SEULE LA JOIE
Seule reste la déception
L’arrivée de Maria, une jeune femme queer et indépendante, dans une maison close de Berlin où Sascha travaille depuis plusieurs années va bouleverser sa vie. Si Maria est admirative de l’aisance de Sascha, cette dernière est très vite attirée par la jeune fille pour le meilleur… et pour le pire…
Prometteur par le traitement de la photographie et la gestion des cadrages, "Seule la joie" met ses qualités au profit d’un érotisme vulgaire. Pouvant rappeler "Love" de Gaspar Noé par ses scènes explicites, proche de la pornographie, son esthétique n’est pas suffisante pour rendre le film réellement intéressant. Si ces scènes permettent d’immerger le spectateur dans le milieu de la prostitution et dans cette monstration d’un corps comme objet de travail, la récurrence des scènes sexuelles face à un silence et une absence de profondeur des protagonistes ne rend pas honneur au sujet. La concrétisation de l’amour que se portent Sascha et Maria par une voie charnelle presque immédiate s’ajoute à cette omniprésence du sexe. Et la durée totale de ce type de scènes intimes et silencieuses équivaut à quasiment un tiers du film.
Malgré les bonnes intuitions qui se dessinaient, notamment sur les origines de Maria, le rapport avec son père et le fait qu’elle écrive des poèmes à la "Paterson", aucune d’entre elles n’est vraiment développée, laissant la profondeur du film en friche. Le carnet de poèmes n’est qu’une excuse pour accéder à la couche de Maria, ses origines italiennes un atout de séduction… Pourquoi est-elle venue en France ? Pourquoi appelle-t-elle son père régulièrement sans réponse de sa part ? Pourquoi ment-elle à ceux et celles qui l’entourent ? Autant de pistes esquissées et avortées pour une proéminence des scènes sexuelles.

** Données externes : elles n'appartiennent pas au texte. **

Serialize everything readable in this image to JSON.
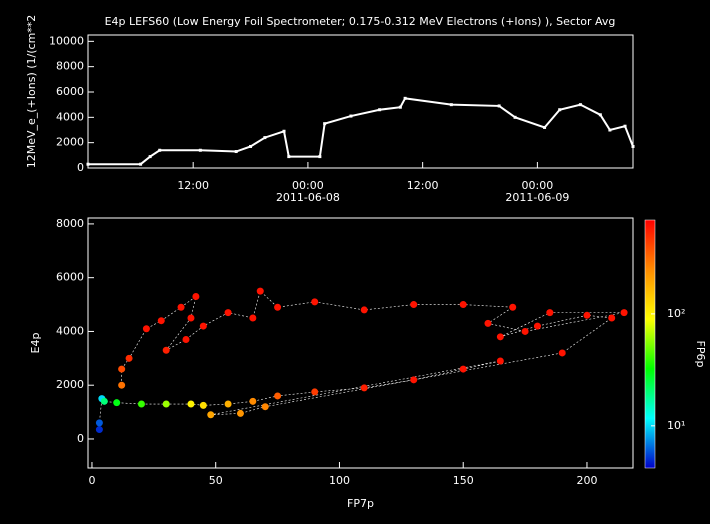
{
  "chart_data": [
    {
      "type": "line",
      "title": "E4p LEFS60 (Low Energy Foil Spectrometer; 0.175-0.312 MeV Electrons (+Ions) ), Sector Avg",
      "y_label": "12MeV_e_(+Ions) (1/(cm**2",
      "x": [
        "2011-06-07T01:00",
        "2011-06-07T06:30",
        "2011-06-07T07:30",
        "2011-06-07T08:30",
        "2011-06-07T12:45",
        "2011-06-07T16:30",
        "2011-06-07T18:00",
        "2011-06-07T19:30",
        "2011-06-07T21:30",
        "2011-06-07T22:00",
        "2011-06-08T01:15",
        "2011-06-08T01:45",
        "2011-06-08T04:30",
        "2011-06-08T07:30",
        "2011-06-08T09:40",
        "2011-06-08T10:10",
        "2011-06-08T15:00",
        "2011-06-08T20:00",
        "2011-06-08T21:40",
        "2011-06-09T00:45",
        "2011-06-09T02:20",
        "2011-06-09T04:30",
        "2011-06-09T06:35",
        "2011-06-09T07:35",
        "2011-06-09T09:10",
        "2011-06-09T10:00"
      ],
      "values": [
        300,
        300,
        900,
        1400,
        1400,
        1300,
        1700,
        2400,
        2900,
        900,
        900,
        3500,
        4100,
        4600,
        4800,
        5500,
        5000,
        4900,
        4000,
        3200,
        4600,
        5000,
        4200,
        3000,
        3300,
        1700
      ],
      "color": "#ffffff",
      "xlim": [
        "2011-06-07T01:00",
        "2011-06-09T10:00"
      ],
      "xticks": [
        {
          "value": "2011-06-07T12:00",
          "label": [
            "12:00"
          ]
        },
        {
          "value": "2011-06-08T00:00",
          "label": [
            "00:00",
            "2011-06-08"
          ]
        },
        {
          "value": "2011-06-08T12:00",
          "label": [
            "12:00"
          ]
        },
        {
          "value": "2011-06-09T00:00",
          "label": [
            "00:00",
            "2011-06-09"
          ]
        }
      ],
      "ylim": [
        0,
        10500
      ],
      "yticks": [
        0,
        2000,
        4000,
        6000,
        8000,
        10000
      ]
    },
    {
      "type": "scatter",
      "x_label": "FP7p",
      "y_label": "E4p",
      "z_label": "FP6p",
      "x": [
        3,
        3,
        4,
        5,
        10,
        20,
        30,
        40,
        45,
        55,
        65,
        75,
        90,
        110,
        130,
        150,
        165,
        48,
        60,
        70,
        190,
        210,
        200,
        180,
        165,
        185,
        215,
        175,
        160,
        170,
        150,
        130,
        110,
        90,
        75,
        68,
        65,
        55,
        45,
        38,
        30,
        40,
        42,
        36,
        28,
        22,
        15,
        12,
        12
      ],
      "values": [
        350,
        600,
        1500,
        1400,
        1350,
        1300,
        1300,
        1300,
        1250,
        1300,
        1400,
        1600,
        1750,
        1900,
        2200,
        2600,
        2900,
        900,
        950,
        1200,
        3200,
        4500,
        4600,
        4200,
        3800,
        4700,
        4700,
        4000,
        4300,
        4900,
        5000,
        5000,
        4800,
        5100,
        4900,
        5500,
        4500,
        4700,
        4200,
        3700,
        3300,
        4500,
        5300,
        4900,
        4400,
        4100,
        3000,
        2600,
        2000
      ],
      "z": [
        5,
        6,
        10,
        20,
        30,
        40,
        60,
        100,
        120,
        180,
        250,
        350,
        450,
        550,
        600,
        600,
        600,
        200,
        230,
        260,
        600,
        600,
        600,
        600,
        600,
        600,
        600,
        600,
        600,
        600,
        600,
        600,
        600,
        600,
        600,
        600,
        600,
        600,
        600,
        600,
        550,
        600,
        600,
        600,
        600,
        600,
        500,
        400,
        300
      ],
      "colormap": [
        "#0000c8",
        "#00ffff",
        "#00ff00",
        "#ffff00",
        "#ff8c00",
        "#ff0000"
      ],
      "xlim": [
        -1.6,
        218.6
      ],
      "xticks": [
        0,
        50,
        100,
        150,
        200
      ],
      "ylim": [
        -1080,
        8220
      ],
      "yticks": [
        0,
        2000,
        4000,
        6000,
        8000
      ],
      "zlim": [
        4.2,
        690
      ],
      "zscale": "log",
      "zticks": [
        {
          "value": 10,
          "label": "10¹"
        },
        {
          "value": 100,
          "label": "10²"
        }
      ]
    }
  ]
}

De plus, la relation lesbienne que les deux personnages entretiennent apparaît plus comme un apport pornographique ou une façon de rompre avec le schéma hétéronormé de la prostitution, que comme une réelle relation. Si la jalousie de Sascha se comprend, les personnages et leurs vécus ne sont pas assez développés pour que l’on puisse ressentir des émotions à leur égard et s’insurger ou comprendre leurs actions. L’homosexualité, comme les sentiments ressentis, sont comme du vernis que l’on passe pour couvrir quelque chose, mais le fond reste apparent.